A leitura ainda está em curso, mas não teve um dia que não vivemos uma experiência absolutamente e imediatamente transformadora  com o livro.

No primeiro dia, tive que interromper a leitura muitas vezes para dar conta dos questionamentos e hipóteses dos dois sobre a existência humana. Foi muito emocionante!

No capítulo sobre Demócrito, é claro que a caixa de Lego acompanhou a história e, acredite, duas crianças tão pequenas agora sabem o que é uma molécula de água, de oxigênio ou de carbono!

Eles também já largaram cartinhas "anônimas" para mim pela casa, divagaram sobre a origem do universo, das estrelas e trocaram impressões sobre seus mitos favoritos.

E, então, conhecemos Aristóletes logo depois de um café da manhã.

Durante a leitura, eles decidiram discutir qual é a forma de Sofia. Como será que ela é? "Você consegue desenhar a Sofia?", perguntou Valentina para o irmão. E ele desenhou.

Assim que fechei o livro, levantei para tomar banho. Quando saí, minutos depois, Valentina, que é muito bagunceira, estava organizando o próprio quarto e Antônio, o álbum de cartas Pokémon.

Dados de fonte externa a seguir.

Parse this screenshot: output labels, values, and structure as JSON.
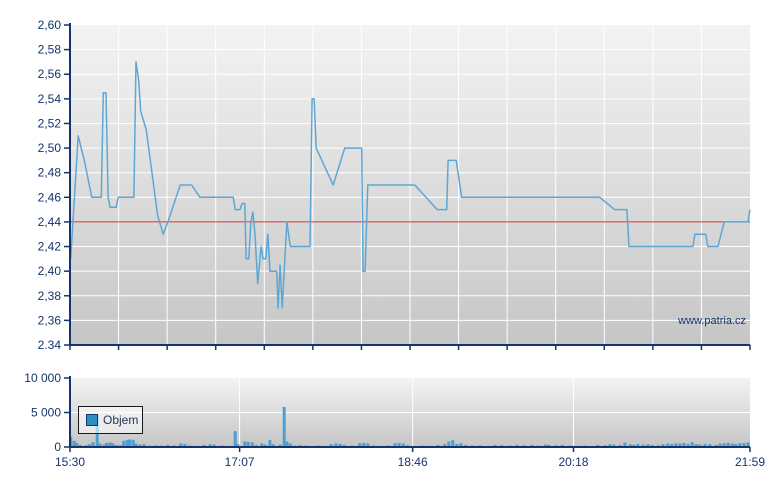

Em seguida, fizeram faxina na casa espontaneamente, categorizando cada coisa em seu lugar. (É verdade que inundaram a sala, mas eu resolvi dar um desconto.)

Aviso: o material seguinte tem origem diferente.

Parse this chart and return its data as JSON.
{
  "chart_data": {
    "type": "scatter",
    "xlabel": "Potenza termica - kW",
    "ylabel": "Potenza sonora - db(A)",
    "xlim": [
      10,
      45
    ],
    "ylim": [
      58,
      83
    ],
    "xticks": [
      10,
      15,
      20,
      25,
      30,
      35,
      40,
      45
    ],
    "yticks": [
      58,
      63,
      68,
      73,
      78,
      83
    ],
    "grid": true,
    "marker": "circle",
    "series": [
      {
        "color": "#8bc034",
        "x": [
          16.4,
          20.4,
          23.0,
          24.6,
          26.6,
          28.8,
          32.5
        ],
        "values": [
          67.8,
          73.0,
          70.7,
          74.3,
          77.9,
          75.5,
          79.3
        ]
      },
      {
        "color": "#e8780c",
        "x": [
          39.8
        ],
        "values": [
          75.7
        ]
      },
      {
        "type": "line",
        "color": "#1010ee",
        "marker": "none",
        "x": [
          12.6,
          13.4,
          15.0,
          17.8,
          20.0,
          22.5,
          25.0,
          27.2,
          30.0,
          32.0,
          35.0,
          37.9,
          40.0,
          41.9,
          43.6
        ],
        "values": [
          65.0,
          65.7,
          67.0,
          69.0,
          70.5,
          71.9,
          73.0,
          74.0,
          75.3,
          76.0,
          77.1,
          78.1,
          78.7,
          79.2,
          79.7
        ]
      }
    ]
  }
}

Também me disseram que estão convencidos de que a ideia de ordem só existe depois da experiência da ordem e que, no minuto seguinte, se transforma em caos.

Tendo a concordar.

Caro Sr. Gaarder, seu livro, seus personagens e suas histórias são nossos companheiros durante esse tempo absurdo de pandemia. Eles são algumas das nossas únicas fugas, momentos de prazer e sanidade. E eu não sei se o senhor pode imaginar o quão valioso isso é. É muito. É imensurável.

Muito obrigada.

Espero continuar assim bem acompanhada depois que tudo isso passar.

 

Um abraço,

Giuliana Bergamo

São Paulo, 19 de maio de 2020

*** 

Giuliana Bergamo é jornalista e mestre em Literatura e Crítica Literária pela PUC-SP. No dia desta publicação, ela e os filhos completaram 75 dias em isolamento social na capital de São Paulo.